Tunisia's International Relations since the 'Arab Spring': Transition Inside and Out
Als Ende 2010 die Proteste in Tunesien begannen, ahnten nur wenige, welche Auswirkungen diese Ereignisse auf die gesamte arabische Region haben würden. In den folgenden Jahren erlebte diese Region tiefgreifende Veränderungen, zunehmende Spaltungen und sogar scheiternde Staaten. In der Zwischenzeit gelang es Tunesien, sich als neue Demokratie zu behaupten.
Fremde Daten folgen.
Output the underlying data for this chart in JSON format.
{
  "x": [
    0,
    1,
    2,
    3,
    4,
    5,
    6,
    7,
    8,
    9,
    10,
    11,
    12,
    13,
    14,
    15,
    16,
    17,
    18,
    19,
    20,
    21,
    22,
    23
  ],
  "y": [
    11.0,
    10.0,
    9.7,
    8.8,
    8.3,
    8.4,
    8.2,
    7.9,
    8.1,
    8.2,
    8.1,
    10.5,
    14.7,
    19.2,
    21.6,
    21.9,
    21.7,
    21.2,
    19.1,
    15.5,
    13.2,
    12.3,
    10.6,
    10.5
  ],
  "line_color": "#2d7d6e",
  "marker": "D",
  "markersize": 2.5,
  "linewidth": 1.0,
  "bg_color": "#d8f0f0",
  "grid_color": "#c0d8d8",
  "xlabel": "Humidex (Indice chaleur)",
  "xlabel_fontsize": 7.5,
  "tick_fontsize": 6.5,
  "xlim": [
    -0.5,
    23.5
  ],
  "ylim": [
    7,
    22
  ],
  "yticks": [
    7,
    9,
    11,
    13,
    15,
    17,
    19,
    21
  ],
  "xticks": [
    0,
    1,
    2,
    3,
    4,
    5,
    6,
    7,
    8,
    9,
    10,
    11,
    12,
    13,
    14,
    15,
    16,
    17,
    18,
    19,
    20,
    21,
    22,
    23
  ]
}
Wie hat dieses kleine Land den demokratischen Übergang in so kurzer Zeit geschafft? Und welche Auswirkungen hatte dies auf seine Außenpolitik und seine Rolle in der internationalen Politik?
In diesem Buch wird der Übergang in Tunesien aus vier Blickwinkeln betrachtet: Das tunesische Staatswesen und die tunesische Politik, die den Rahmen für die Außenpolitik des Landes seit dem "Arabischen Frühling" bilden.
Bilaterale Beziehungen vor und nach dem "Arabischen Frühling".
Das tunesische Engagement in internationalen Organisationen und deren Präsenz in Tunesien.
und transnationale Fragen in Tunesien. Das Buch stützt sich auf ein breites Spektrum von Primärquellen, darunter eigenes Interviewmaterial der Autoren mit Politikern und Vertretern der Zivilgesellschaft und internationaler NGOs, die am Übergangsprozess beteiligt waren, und zeigt, dass sich Tunesien seit 2011 nicht nur innenpolitisch, sondern auch auf der Ebene der Außenbeziehungen grundlegend weiterentwickelt hat. Neue und alte Allianzen, eine Ausweitung der Beziehungen und ein neues Engagement der Zivilgesellschaft und Tunesiens in internationalen Organisationen belegen, dass Tunesien das Potenzial hat, sowohl regional als auch international eine zunehmend wichtige Rolle zu spielen.
Das Buch bietet ein umfassendes Bild der veränderten Rolle Tunesiens und des erfolgreichen Übergangs von einer Autokratie zu einer Demokratie und ermöglicht es Studenten und Wissenschaftlern, das "letzte noch verbliebene Land" besser zu verstehen, ein Land, das sowohl in der Wissenschaft als auch in der Politik nicht unterschätzt werden sollte, weil es so vielversprechend ist.